MINOT AIR FORCE BASE Ensuring the airfield and runway remain in top-notch condition for landings and take-offs is among one of the most essential components to ensuring the B-52H Stratofortresses success in its flying mission.
The 5th Operations Support Squadron airfield management operations crew here has continually proven their worth in ensuring airfield readiness. The flight has even been recognized by Air Force Global Strike Command in both individual and group awards for their great efforts in leadership that they've put forth.
"This year we were awarded the Air Operations Complex of the Year award," said Staff Sgt. Joshua Stillwagon, 5th Operations Support Squadron noncommissioned officer in charge of airfield management operations. "We earned this award in conjunction with personnel from the air traffic controller tower."
Submitted Photo • Staff Sgt. Joshua Stillwagon, left, noncommissioned officer in charge of airfield management operations with the 5th Operations Support Squadron, instructs Senior Airman Rondarrius McDonald, squadron airfield operator, on the use of a range finder at Minot Air Force Base May 17, shown in this photo by Senior Airman Jesse Lopez. Tools like these are used by airfield management personnel to measure distances among objects and equipment in the flightline.
Specifically, the award highlighted the team members' hard work in coordinating construction at the flightline last year which included re-pavement and airfield extensions among other tasks.
The award also recognized the revamping of the shop's training program and general overall management. Stillwagon himself earned Global Strike Command airfield management noncommissioned officer of the year for his highly qualified supervisorial skills.
"I was actually a little surprised to find out I myself won an award," said Stillwagon. "I was told I was competing at an Air Force-level at the same time I found out I was notified that AFGSC had chosen me as top NCO in the command."
Additional recipients included Senior Airman Kyle Pantermoller, 5th Operations Support Squadron airfield operator, who earned the title of Global Strike Command's airfield management Airman of the year and Tech. Sgt. Gerald Null, 5th Operations Support Squadron control tower chief controller, who was awarded the Global Strike Command training achievement award.
"This prestigious award definitely shows that our hard work really pays off," said Pantermoller. "Everyone here is proud that we have been recognized for our diligent work."
Stillwagon explained his shop has always strived for excellence in what they do and he's taught his airmen necessary work skills to the best of his ability, just as his predecessors had taught him.
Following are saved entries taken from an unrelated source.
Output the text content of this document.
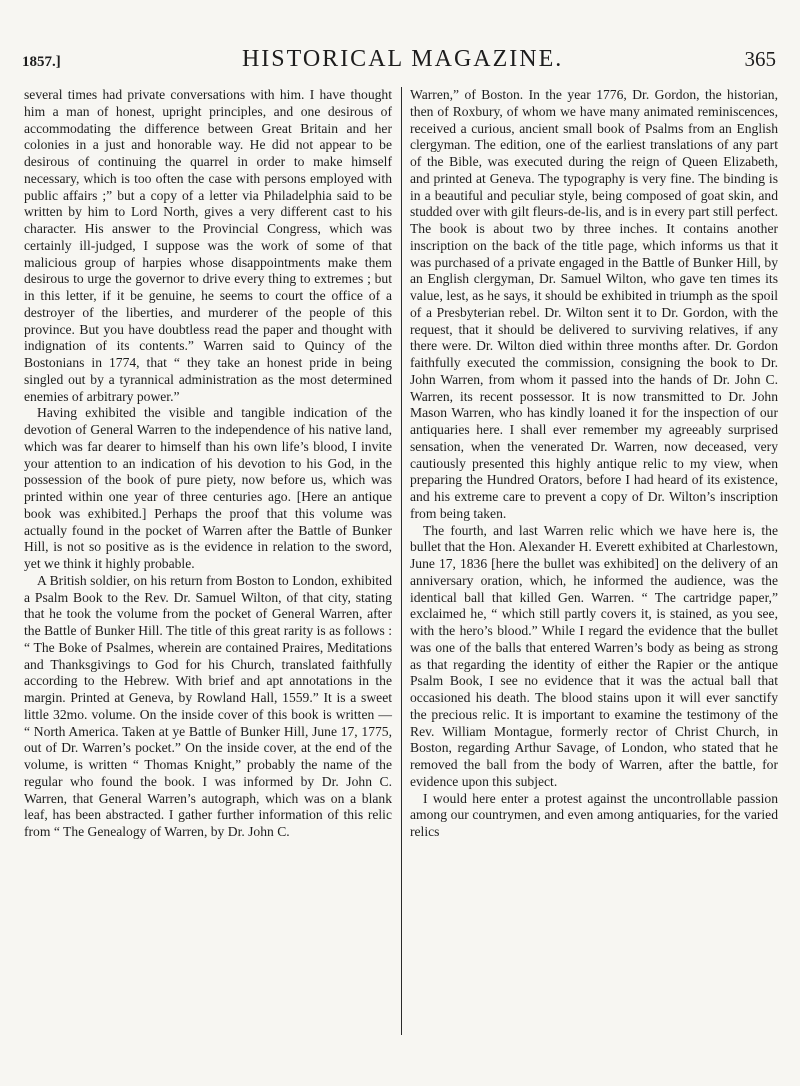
1857.]	HISTORICAL MAGAZINE.	365

several times had private conversations with him. I have thought him a man of honest, upright principles, and one desirous of accommodating the difference between Great Britain and her colonies in a just and honorable way. He did not appear to be desirous of continuing the quarrel in order to make himself necessary, which is too often the case with persons employed with public affairs ;” but a copy of a letter via Philadelphia said to be written by him to Lord North, gives a very different cast to his character. His answer to the Provincial Congress, which was certainly ill-judged, I suppose was the work of some of that malicious group of harpies whose disappointments make them desirous to urge the governor to drive every thing to extremes ; but in this letter, if it be genuine, he seems to court the office of a destroyer of the liberties, and murderer of the people of this province. But you have doubtless read the paper and thought with indignation of its contents.” Warren said to Quincy of the Bostonians in 1774, that “ they take an honest pride in being singled out by a tyrannical administration as the most determined enemies of arbitrary power.”

Having exhibited the visible and tangible indication of the devotion of General Warren to the independence of his native land, which was far dearer to himself than his own life’s blood, I invite your attention to an indication of his devotion to his God, in the possession of the book of pure piety, now before us, which was printed within one year of three centuries ago. [Here an antique book was exhibited.] Perhaps the proof that this volume was actually found in the pocket of Warren after the Battle of Bunker Hill, is not so positive as is the evidence in relation to the sword, yet we think it highly probable.

A British soldier, on his return from Boston to London, exhibited a Psalm Book to the Rev. Dr. Samuel Wilton, of that city, stating that he took the volume from the pocket of General Warren, after the Battle of Bunker Hill. The title of this great rarity is as follows : “ The Boke of Psalmes, wherein are contained Praires, Meditations and Thanksgivings to God for his Church, translated faithfully according to the Hebrew. With brief and apt annotations in the margin. Printed at Geneva, by Rowland Hall, 1559.” It is a sweet little 32mo. volume. On the inside cover of this book is written — “ North America. Taken at ye Battle of Bunker Hill, June 17, 1775, out of Dr. Warren’s pocket.” On the inside cover, at the end of the volume, is written “ Thomas Knight,” probably the name of the regular who found the book. I was informed by Dr. John C. Warren, that General Warren’s autograph, which was on a blank leaf, has been abstracted. I gather further information of this relic from “ The Genealogy of Warren, by Dr. John C.

Warren,” of Boston. In the year 1776, Dr. Gordon, the historian, then of Roxbury, of whom we have many animated reminiscences, received a curious, ancient small book of Psalms from an English clergyman. The edition, one of the earliest translations of any part of the Bible, was executed during the reign of Queen Elizabeth, and printed at Geneva. The typography is very fine. The binding is in a beautiful and peculiar style, being composed of goat skin, and studded over with gilt fleurs-de-lis, and is in every part still perfect. The book is about two by three inches. It contains another inscription on the back of the title page, which informs us that it was purchased of a private engaged in the Battle of Bunker Hill, by an English clergyman, Dr. Samuel Wilton, who gave ten times its value, lest, as he says, it should be exhibited in triumph as the spoil of a Presbyterian rebel. Dr. Wilton sent it to Dr. Gordon, with the request, that it should be delivered to surviving relatives, if any there were. Dr. Wilton died within three months after. Dr. Gordon faithfully executed the commission, consigning the book to Dr. John Warren, from whom it passed into the hands of Dr. John C. Warren, its recent possessor. It is now transmitted to Dr. John Mason Warren, who has kindly loaned it for the inspection of our antiquaries here. I shall ever remember my agreeably surprised sensation, when the venerated Dr. Warren, now deceased, very cautiously presented this highly antique relic to my view, when preparing the Hundred Orators, before I had heard of its existence, and his extreme care to prevent a copy of Dr. Wilton’s inscription from being taken.

The fourth, and last Warren relic which we have here is, the bullet that the Hon. Alexander H. Everett exhibited at Charlestown, June 17, 1836 [here the bullet was exhibited] on the delivery of an anniversary oration, which, he informed the audience, was the identical ball that killed Gen. Warren. “ The cartridge paper,” exclaimed he, “ which still partly covers it, is stained, as you see, with the hero’s blood.” While I regard the evidence that the bullet was one of the balls that entered Warren’s body as being as strong as that regarding the identity of either the Rapier or the antique Psalm Book, I see no evidence that it was the actual ball that occasioned his death. The blood stains upon it will ever sanctify the precious relic. It is important to examine the testimony of the Rev. William Montague, formerly rector of Christ Church, in Boston, regarding Arthur Savage, of London, who stated that he removed the ball from the body of Warren, after the battle, for evidence upon this subject.

I would here enter a protest against the uncontrollable passion among our countrymen, and even among antiquaries, for the varied relics
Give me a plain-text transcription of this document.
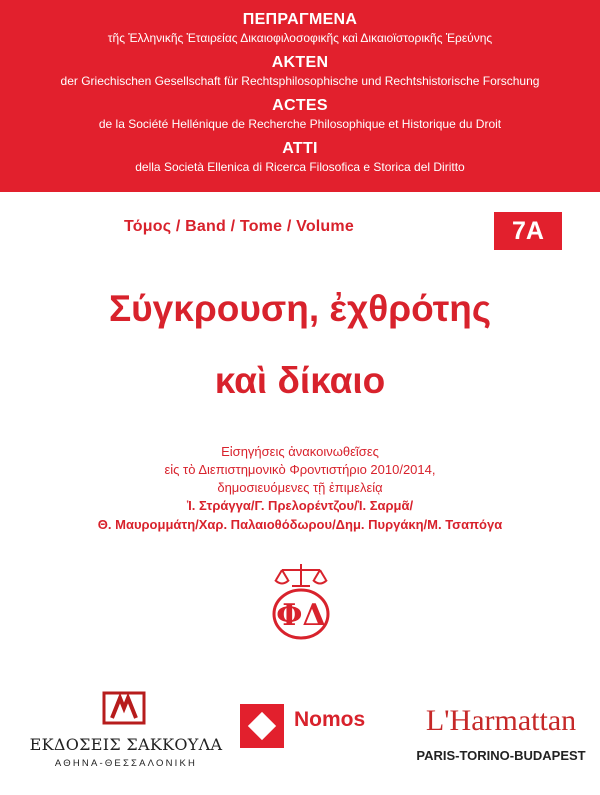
ΠΕΠΡΑΓΜΕΝΑ
τῆς Ἑλληνικῆς Ἑταιρείας Δικαιοφιλοσοφικῆς καὶ Δικαιοϊστορικῆς Ἐρεύνης
AKTEN
der Griechischen Gesellschaft für Rechtsphilosophische und Rechtshistorische Forschung
ACTES
de la Société Hellénique de Recherche Philosophique et Historique du Droit
ATTI
della Società Ellenica di Ricerca Filosofica e Storica del Diritto
Τόμος / Band / Tome / Volume	7Α
Σύγκρουση, ἐχθρότης
καὶ δίκαιο
Εἰσηγήσεις ἀνακοινωθεῖσες
εἰς τὸ Διεπιστημονικὸ Φροντιστήριο 2010/2014,
δημοσιευόμενες τῇ ἐπιμελείᾳ
Ἰ. Στράγγα/Γ. Πρελορέντζου/Ἰ. Σαρμᾶ/
Θ. Μαυρομμάτη/Χαρ. Παλαιοθόδωρου/Δημ. Πυργάκη/Μ. Τσαπόγα
ΦΔ
ΕΚΔΟΣΕΙΣ ΣΑΚΚΟΥΛΑ
ΑΘΗΝΑ-ΘΕΣΣΑΛΟΝΙΚΗ
Nomos	L'Harmattan
PARIS-TORINO-BUDAPEST
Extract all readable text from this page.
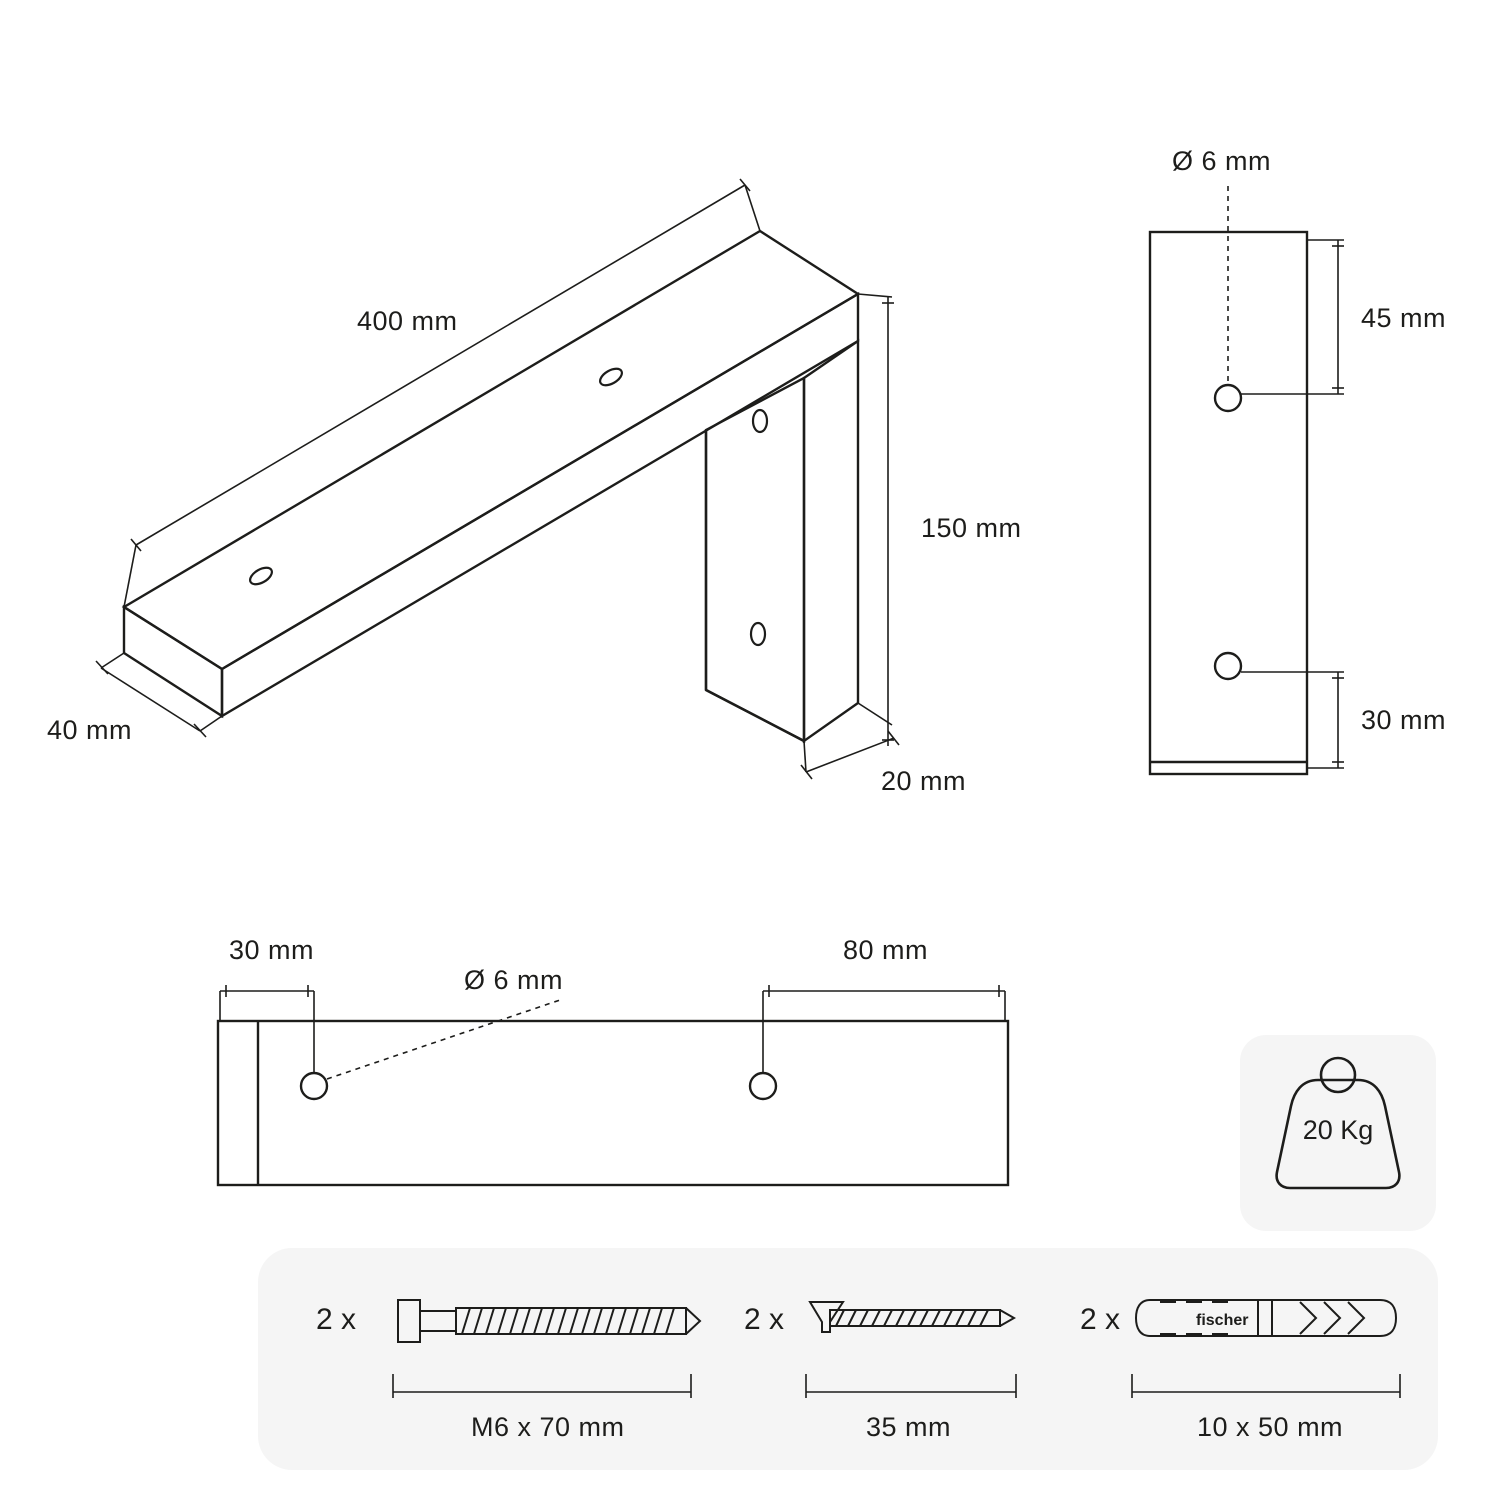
fischer
400 mm
150 mm
40 mm
20 mm
Ø 6 mm
45 mm
30 mm
30 mm
Ø 6 mm
80 mm
20 Kg
2 x
M6 x 70 mm
2 x
35 mm
2 x
10 x 50 mm
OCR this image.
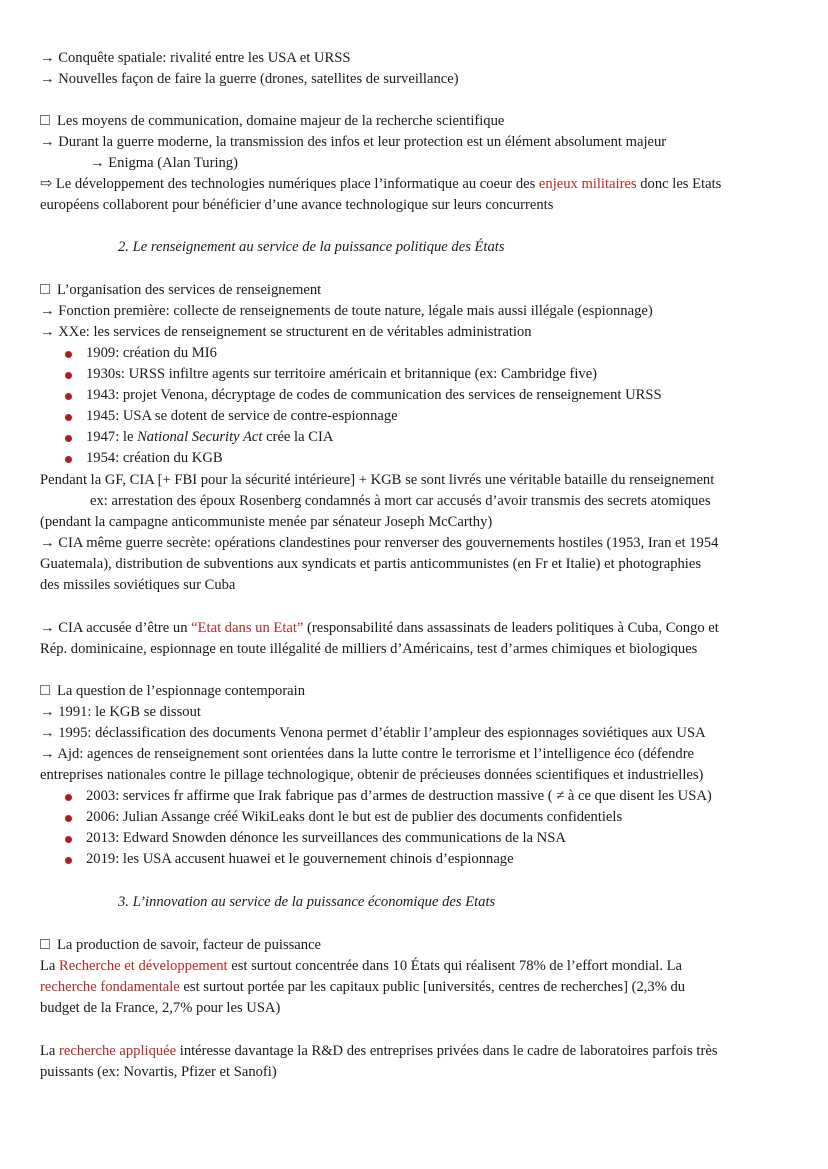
→ Conquête spatiale: rivalité entre les USA et URSS
→ Nouvelles façon de faire la guerre (drones, satellites de surveillance)
Les moyens de communication, domaine majeur de la recherche scientifique
→ Durant la guerre moderne, la transmission des infos et leur protection est un élément absolument majeur
→ Enigma (Alan Turing)
⇨ Le développement des technologies numériques place l’informatique au coeur des enjeux militaires donc les Etats
européens collaborent pour bénéficier d’une avance technologique sur leurs concurrents
2. Le renseignement au service de la puissance politique des États
L’organisation des services de renseignement
→ Fonction première: collecte de renseignements de toute nature, légale mais aussi illégale (espionnage)
→ XXe: les services de renseignement se structurent en de véritables administration
1909: création du MI6
1930s: URSS infiltre agents sur territoire américain et britannique (ex: Cambridge five)
1943: projet Venona, décryptage de codes de communication des services de renseignement URSS
1945: USA se dotent de service de contre-espionnage
1947: le National Security Act crée la CIA
1954: création du KGB
Pendant la GF, CIA [+ FBI pour la sécurité intérieure] + KGB se sont livrés une véritable bataille du renseignement
ex: arrestation des époux Rosenberg condamnés à mort car accusés d’avoir transmis des secrets atomiques
(pendant la campagne anticommuniste menée par sénateur Joseph McCarthy)
→ CIA même guerre secrète: opérations clandestines pour renverser des gouvernements hostiles (1953, Iran et 1954
Guatemala), distribution de subventions aux syndicats et partis anticommunistes (en Fr et Italie) et photographies
des missiles soviétiques sur Cuba
→ CIA accusée d’être un “Etat dans un Etat” (responsabilité dans assassinats de leaders politiques à Cuba, Congo et
Rép. dominicaine, espionnage en toute illégalité de milliers d’Américains, test d’armes chimiques et biologiques
La question de l’espionnage contemporain
→ 1991: le KGB se dissout
→ 1995: déclassification des documents Venona permet d’établir l’ampleur des espionnages soviétiques aux USA
→ Ajd: agences de renseignement sont orientées dans la lutte contre le terrorisme et l’intelligence éco (défendre
entreprises nationales contre le pillage technologique, obtenir de précieuses données scientifiques et industrielles)
2003: services fr affirme que Irak fabrique pas d’armes de destruction massive ( ≠ à ce que disent les USA)
2006: Julian Assange créé WikiLeaks dont le but est de publier des documents confidentiels
2013: Edward Snowden dénonce les surveillances des communications de la NSA
2019: les USA accusent huawei et le gouvernement chinois d’espionnage
3. L’innovation au service de la puissance économique des Etats
La production de savoir, facteur de puissance
La Recherche et développement est surtout concentrée dans 10 États qui réalisent 78% de l’effort mondial. La
recherche fondamentale est surtout portée par les capitaux public [universités, centres de recherches] (2,3% du
budget de la France, 2,7% pour les USA)
La recherche appliquée intéresse davantage la R&D des entreprises privées dans le cadre de laboratoires parfois très
puissants (ex: Novartis, Pfizer et Sanofi)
He added that as time has progressed he has come to enjoy his job more and more.
"For the first few years in this career field I was doing a lot of paperwork related to the job," said Stillwagon. "As time went on, I began working out on the flightline and began to really enjoy this job."
Whether it is checking for any pavement or lights that needs fixing or making sure the runway conditions are clear, he said he always puts his best effort into his work.
"Going out and ensuring airfield safety is the most favorite part of the job," said Stillwagon. "Whenever I correct any irregularities out in the airfield, I realize how important my piece in the puzzle is to the overall mission."
Similarly, Pantemoller said he too enjoyed going out on the airfield because it gave him a chance to work with people from various career fields on a daily basis.
"We're always communicating with maintenance and civil engineer personnel, or any agencies that come in contact with the airfield in any way," said Pantermoller.
Stillwagon explained throughout his career field, he has always had the privilege of working with a lot of great airfield managers who were dedicated supervisors and taught him the best there is to know about the job.
"The airfield managers I've worked with in the past were the ones who really opened my eyes in understanding how important this job is in the whole scheme of things." said Stillwagon.